RELATED STORY: Exxon's Oil Industry Peers Knew About Climate Dangers in the 1970s, Too
But there are entities that stand to lose if alternative sources of energy overtake coal, oil and natural gas. They are huge corporations, including ExxonMobil, Chevron, Shell and Texaco.

Indeed, from 1990 to 2005, Exxon - now called ExxonMobil - spent millions of dollars in a sophisticated campaign to cast doubt on the science of climate change. The oil giant knew better.

Exxon's Scientists Confirm Climate Change

In 1977, James Black, an Exxon senior scientist, told a meeting of powerful oil company executives, "There is general scientific agreement that the most likely manner in which mankind is influencing the global climate is through carbon dioxide release from burning of fossil fuels." The following year, Black wrote: "Present thinking holds that man has a time window of five to ten years before the need for hard decisions regarding changes in energy strategies might become critical."

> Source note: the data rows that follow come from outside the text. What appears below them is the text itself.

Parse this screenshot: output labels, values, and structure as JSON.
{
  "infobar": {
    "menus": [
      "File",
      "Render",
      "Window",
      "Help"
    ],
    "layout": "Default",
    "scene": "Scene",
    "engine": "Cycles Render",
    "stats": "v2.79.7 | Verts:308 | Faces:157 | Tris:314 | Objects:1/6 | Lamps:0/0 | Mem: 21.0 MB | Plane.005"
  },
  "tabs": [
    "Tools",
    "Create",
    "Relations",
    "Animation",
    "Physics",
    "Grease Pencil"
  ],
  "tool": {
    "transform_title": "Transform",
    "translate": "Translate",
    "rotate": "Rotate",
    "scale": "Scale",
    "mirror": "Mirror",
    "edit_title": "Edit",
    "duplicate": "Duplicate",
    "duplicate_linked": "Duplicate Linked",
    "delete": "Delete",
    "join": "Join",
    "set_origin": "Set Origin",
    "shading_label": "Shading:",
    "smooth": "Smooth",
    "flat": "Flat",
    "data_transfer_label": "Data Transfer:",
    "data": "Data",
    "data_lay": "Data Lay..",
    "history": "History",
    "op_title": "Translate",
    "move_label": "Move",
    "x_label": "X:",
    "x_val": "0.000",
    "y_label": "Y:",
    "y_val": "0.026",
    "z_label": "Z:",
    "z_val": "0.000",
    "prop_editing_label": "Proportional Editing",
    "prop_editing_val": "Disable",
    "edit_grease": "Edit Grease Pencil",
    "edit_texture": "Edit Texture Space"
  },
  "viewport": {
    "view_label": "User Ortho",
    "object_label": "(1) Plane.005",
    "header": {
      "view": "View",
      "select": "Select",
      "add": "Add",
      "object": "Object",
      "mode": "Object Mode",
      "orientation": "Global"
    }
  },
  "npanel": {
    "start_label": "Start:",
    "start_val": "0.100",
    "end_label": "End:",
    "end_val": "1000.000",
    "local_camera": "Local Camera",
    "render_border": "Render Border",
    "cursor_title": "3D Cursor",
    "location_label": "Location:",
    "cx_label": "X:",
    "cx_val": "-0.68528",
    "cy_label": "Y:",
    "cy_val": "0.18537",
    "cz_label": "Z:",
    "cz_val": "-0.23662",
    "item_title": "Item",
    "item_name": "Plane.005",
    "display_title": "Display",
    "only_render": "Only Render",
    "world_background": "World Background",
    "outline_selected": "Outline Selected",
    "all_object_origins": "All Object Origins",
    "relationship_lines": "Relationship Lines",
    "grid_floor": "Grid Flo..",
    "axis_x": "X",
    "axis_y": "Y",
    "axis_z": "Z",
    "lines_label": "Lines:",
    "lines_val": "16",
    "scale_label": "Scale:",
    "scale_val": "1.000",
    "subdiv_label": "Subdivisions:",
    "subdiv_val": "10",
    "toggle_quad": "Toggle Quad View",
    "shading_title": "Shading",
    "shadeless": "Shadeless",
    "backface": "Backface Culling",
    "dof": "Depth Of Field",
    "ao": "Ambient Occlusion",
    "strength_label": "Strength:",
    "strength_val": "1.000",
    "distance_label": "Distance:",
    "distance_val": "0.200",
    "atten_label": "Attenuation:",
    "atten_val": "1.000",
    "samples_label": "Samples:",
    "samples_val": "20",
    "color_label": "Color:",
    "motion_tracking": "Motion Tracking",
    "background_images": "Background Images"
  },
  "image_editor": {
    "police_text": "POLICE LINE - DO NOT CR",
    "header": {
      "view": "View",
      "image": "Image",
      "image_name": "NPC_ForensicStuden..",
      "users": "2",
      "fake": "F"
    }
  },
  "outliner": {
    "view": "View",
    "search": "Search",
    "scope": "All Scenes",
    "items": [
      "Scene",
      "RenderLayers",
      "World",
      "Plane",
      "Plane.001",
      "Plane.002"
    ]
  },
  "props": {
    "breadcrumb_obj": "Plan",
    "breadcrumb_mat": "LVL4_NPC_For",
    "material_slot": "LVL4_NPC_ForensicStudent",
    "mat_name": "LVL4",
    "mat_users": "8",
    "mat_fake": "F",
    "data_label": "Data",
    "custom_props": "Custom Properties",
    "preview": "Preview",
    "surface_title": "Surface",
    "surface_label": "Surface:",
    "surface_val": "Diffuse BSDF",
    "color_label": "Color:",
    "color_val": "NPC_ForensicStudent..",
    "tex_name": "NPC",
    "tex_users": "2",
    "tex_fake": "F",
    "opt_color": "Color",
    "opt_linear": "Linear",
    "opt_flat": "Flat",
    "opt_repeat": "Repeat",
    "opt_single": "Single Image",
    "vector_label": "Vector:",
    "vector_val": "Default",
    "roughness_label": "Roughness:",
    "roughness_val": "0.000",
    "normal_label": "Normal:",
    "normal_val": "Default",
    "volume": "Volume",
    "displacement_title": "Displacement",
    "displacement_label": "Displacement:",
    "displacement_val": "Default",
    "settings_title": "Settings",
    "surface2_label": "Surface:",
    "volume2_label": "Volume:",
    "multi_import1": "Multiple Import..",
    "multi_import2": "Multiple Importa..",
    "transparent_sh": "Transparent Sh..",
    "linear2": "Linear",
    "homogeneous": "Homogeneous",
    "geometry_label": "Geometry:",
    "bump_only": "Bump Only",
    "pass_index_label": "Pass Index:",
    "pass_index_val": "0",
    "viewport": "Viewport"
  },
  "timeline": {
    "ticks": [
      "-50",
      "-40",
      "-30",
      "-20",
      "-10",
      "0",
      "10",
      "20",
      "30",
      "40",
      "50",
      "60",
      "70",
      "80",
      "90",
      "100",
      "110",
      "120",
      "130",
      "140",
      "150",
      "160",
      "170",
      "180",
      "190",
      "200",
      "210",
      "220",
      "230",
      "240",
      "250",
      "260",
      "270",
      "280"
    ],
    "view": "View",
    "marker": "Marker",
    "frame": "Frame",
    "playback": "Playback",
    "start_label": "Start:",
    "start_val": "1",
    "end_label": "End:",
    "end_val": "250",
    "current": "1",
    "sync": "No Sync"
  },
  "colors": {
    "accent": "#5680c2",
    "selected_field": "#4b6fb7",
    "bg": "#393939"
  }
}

During much of the 1980s, Exxon conducted cutting-edge research on climate change. In 1982, its environmental affairs office prepared a corporate primer labeled "not to be distributed externally." It said that preventing global warming "would require major reductions in fossil fuel combustion." If that didn't happen, the primer read, "There are some potentially catastrophic events that must be considered." It added: "Once the effects are measurable, they may not be reversible."

RELATED STORY: Big Oil Braced for Global Warming While it Fought Regulations

In 1989, Duane Levine, Exxon's manager of science and strategy development, told the board of directors that scientists largely agreed that the burning of fossil fuels would release gases that could raise temperatures between 2.7 and 8.1 degrees Fahrenheit by the middle of the 21st century. Glaciers would melt and sea levels would rise, Levine declared, "with generally negative consequences."

When James Hansen, a prominent NASA climate scientist, testified before Congress in 1988 that global warming had begun, Sen. Tim Wirth (D-Colorado) said, "Congress must begin to consider how we are going to slow or halt that warming trend."

As calls for reductions in carbon dioxide from fossil fuels increased in the United States and around the world, Exxon realized the severity of the threat to its bottom line. Brian Flannery, Exxon's climate expert, wrote in an internal newsletter that such regulations would "alter profoundly the strategic direction of the energy industry."

Exxon Begins to Sow Doubt About Climate Change

Exxon made a strategic decision to publicly sow seeds of doubt about climate change while internally confirming it. A far-reaching investigation by Columbia University's Energy and Environmental Fellowship Project and the Los Angeles Times, and another by InsideClimate News, revealed Exxon's fateful shift.

An internal draft memo dated August 1988, called "The Greenhouse Effect," set forth the "Exxon position." It advised that the corporation should "emphasize the uncertainty."